“La pioggia lava le strade”. L’infettivologo smonta la bufala sul virus

“La pioggia lava le strade”. L’infettivologo smonta la bufala sul virus

20 Aprile 2020 0 Di direzione

“La pioggia che sta cadendo in Italia non elimina il Covid dalle strade, è ininfluente”: lo ha affermato Marcello Tavio, presidente della Simit, che ha sottolineato come, nonostante sia probabile, non esistono ancora studi in grado di dimostrare un legame tra clima e virus

Quasi tutta Italia è sotto la pioggia, e lo sarà ancora per qualche giorno. Mentre numerosi studi sono in corso per capire se esiste una correlazione tra il Covid-19 ed il clima, ci si domanda se gli acquazzoni di queste ore possano “pulire” le strade dal Coronavirus, magari eliminandolo.

La pioggia non elimina il virus

La risposta, però, è no. “È ininfluente che la pioggia lavi le strade, non ha effetto”, spiega l’infettivologo Marcello Tavio, presidente della Simit, la Società italiana delle malattie infettive e tropicali. L’unico vantaggio rappresentato dal maltempo è dissuadere la gente dall’uscire di casa, evitando rischi per la salute. “Tutto ciò che obbliga le persone a stare in casa limita forzosamente i contatti sociali – prosegue Tavio, in un’intervista al Messaggero – ma ciò, per un giorno, ha scarsa rilevanza. Lo si dovrebbe auspicare per due o tre settimane, ma è cosa che noi come Simit non ci auguriamo”.

Clima e Covid

Si fa un gran parlare dei possibili legami tra il clima ed il virus Sars-Cov-2: alcuni studi li notano, altri no, per altri è ancora presto per trarre conclusioni. Come nel caso dell’estate che si appresta ad arrivare, non è possibile stabilire con certezza se il Covid-19 avrà una regressione durante il periodo estivo. “È probabile che ci sia un legame, ma non è stato indagato a fondo. È chiaro che potremmo avere un beneficio nella buona stagione, ma non è chiaro come potrebbe agire sulla dinamica virale”, conclude il presidente Simit.

Gli studi

Un’analisi effettuata dal Mit di Boston ha evidenziato come il numero massimo di casi di Coronavirus si sia verificato in tutte quelle zone con temperature comprese fra i 3 ed i 13°C. Al contrario, Paesi con temperature medie superiori a 18°C hanno una percentuale minore dei casi totali. L’esempio è lampante negli Stati Uniti, dove i Paesi del sud (Texas, Florida e Arizona) hanno registrato finora un tasso di crescita più lento rispetto agli stati del nord (come Washington, New York e Colorado). Questi risultati, comunque, non hanno ancora nessun riscontro scientifico, sono soltanto delle osservazioni sull’andamento della pandemia nel mondo.

Inquinamento e Covid

Invece, c’è una notizia fresca fresca che arriva dal Cnr e “lega” la diffusione del virus all’inquinamento atmosferico. Lo studio, pubblicato su Atmosphere, analizza l’esposizione pregressa all’inquinamento atmosferico, cercando di capire l’esistenza di una correlazione con la vulnerabilità al Covid-19. “È possibile – affermano gli esperti- che la già avvenuta esposizione di lungo periodo all’inquinamento atmosferico possa aumentare la vulnerabilità degli esposti al Covid-19 a contrarre, se contagiati, forme più importanti con prognosi gravi”.
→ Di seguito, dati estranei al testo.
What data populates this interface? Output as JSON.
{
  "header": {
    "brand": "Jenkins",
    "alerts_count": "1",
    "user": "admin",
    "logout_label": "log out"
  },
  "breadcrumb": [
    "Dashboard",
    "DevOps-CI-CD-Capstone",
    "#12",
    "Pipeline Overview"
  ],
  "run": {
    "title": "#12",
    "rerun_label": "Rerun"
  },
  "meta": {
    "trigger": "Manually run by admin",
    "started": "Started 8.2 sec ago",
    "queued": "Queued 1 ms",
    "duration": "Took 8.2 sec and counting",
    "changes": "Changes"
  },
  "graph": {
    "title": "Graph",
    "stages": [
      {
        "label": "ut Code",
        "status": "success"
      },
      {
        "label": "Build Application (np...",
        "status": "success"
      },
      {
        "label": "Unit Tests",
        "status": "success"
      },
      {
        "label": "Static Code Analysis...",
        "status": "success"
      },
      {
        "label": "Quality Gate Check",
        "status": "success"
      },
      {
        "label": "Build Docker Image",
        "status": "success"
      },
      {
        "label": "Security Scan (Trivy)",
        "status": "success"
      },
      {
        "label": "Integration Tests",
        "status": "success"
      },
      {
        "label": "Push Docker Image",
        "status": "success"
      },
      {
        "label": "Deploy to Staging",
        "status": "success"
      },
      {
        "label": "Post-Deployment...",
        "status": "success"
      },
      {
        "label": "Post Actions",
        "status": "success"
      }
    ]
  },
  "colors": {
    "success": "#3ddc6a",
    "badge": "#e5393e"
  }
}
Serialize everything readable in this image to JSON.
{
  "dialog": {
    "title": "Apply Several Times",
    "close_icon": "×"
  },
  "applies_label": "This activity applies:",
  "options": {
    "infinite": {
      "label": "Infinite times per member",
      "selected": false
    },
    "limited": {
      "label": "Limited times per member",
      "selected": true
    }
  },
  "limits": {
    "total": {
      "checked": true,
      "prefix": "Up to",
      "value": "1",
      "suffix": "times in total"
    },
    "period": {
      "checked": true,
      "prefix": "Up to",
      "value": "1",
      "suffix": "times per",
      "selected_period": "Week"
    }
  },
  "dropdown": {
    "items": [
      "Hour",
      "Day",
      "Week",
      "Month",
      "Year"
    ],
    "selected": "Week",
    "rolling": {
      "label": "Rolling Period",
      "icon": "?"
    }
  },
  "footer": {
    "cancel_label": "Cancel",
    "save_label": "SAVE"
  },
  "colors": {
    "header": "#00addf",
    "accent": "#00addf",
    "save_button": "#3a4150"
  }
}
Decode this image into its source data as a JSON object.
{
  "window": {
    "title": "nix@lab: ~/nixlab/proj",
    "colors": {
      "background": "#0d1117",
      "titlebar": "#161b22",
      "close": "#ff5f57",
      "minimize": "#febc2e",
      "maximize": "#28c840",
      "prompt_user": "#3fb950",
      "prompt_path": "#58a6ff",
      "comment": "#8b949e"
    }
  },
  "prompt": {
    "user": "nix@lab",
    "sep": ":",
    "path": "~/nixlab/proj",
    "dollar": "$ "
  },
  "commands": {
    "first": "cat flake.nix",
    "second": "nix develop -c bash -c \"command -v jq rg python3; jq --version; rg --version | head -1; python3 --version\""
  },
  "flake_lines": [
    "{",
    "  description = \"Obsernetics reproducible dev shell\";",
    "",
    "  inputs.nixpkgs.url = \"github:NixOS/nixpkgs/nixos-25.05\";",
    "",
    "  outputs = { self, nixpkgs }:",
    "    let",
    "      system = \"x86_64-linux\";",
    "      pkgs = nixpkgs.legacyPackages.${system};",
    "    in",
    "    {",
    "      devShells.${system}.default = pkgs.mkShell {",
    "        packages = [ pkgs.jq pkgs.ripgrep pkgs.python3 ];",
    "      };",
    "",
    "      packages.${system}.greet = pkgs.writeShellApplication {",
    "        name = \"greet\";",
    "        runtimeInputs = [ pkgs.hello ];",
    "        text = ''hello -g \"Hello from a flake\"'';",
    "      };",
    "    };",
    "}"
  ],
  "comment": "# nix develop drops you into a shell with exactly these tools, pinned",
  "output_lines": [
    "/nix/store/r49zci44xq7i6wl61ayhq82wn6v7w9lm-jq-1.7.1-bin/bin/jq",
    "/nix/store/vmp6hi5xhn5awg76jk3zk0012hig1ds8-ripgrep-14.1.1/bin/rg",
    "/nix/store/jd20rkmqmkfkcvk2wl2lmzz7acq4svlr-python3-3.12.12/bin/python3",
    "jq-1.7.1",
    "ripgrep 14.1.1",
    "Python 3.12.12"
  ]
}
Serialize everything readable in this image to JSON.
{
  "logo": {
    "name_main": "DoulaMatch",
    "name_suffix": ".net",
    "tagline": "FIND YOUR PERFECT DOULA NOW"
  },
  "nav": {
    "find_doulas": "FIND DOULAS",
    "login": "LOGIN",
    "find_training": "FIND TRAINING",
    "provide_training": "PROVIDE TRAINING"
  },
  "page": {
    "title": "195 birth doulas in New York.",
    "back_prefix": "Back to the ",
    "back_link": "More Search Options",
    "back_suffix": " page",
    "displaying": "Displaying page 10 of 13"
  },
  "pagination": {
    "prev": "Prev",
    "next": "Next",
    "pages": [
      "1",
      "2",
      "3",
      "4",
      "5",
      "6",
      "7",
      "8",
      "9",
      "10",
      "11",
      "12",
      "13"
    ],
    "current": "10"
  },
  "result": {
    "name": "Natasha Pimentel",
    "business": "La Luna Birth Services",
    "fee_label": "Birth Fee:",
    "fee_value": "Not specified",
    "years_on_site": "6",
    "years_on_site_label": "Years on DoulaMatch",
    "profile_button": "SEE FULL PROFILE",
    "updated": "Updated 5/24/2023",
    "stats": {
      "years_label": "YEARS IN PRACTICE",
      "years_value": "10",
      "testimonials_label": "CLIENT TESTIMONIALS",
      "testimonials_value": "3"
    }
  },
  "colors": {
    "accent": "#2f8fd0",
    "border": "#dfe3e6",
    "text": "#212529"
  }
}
La stessa ipotesi era stata presa in considerazione anche dai ricercatori dell’Università di Harvard, che avevano evidenziato come i livelli di polveri sottili dell’aria potessero influire sulla mortalità. “Tuttavia- hanno sottolineato Daniele Contini e Francesca Costabile, del Cnr-Isac di Lecce e Roma – deve ancora essere stimato il peso dell’inquinamento rispetto ad altri fattori concomitanti e confondenti”.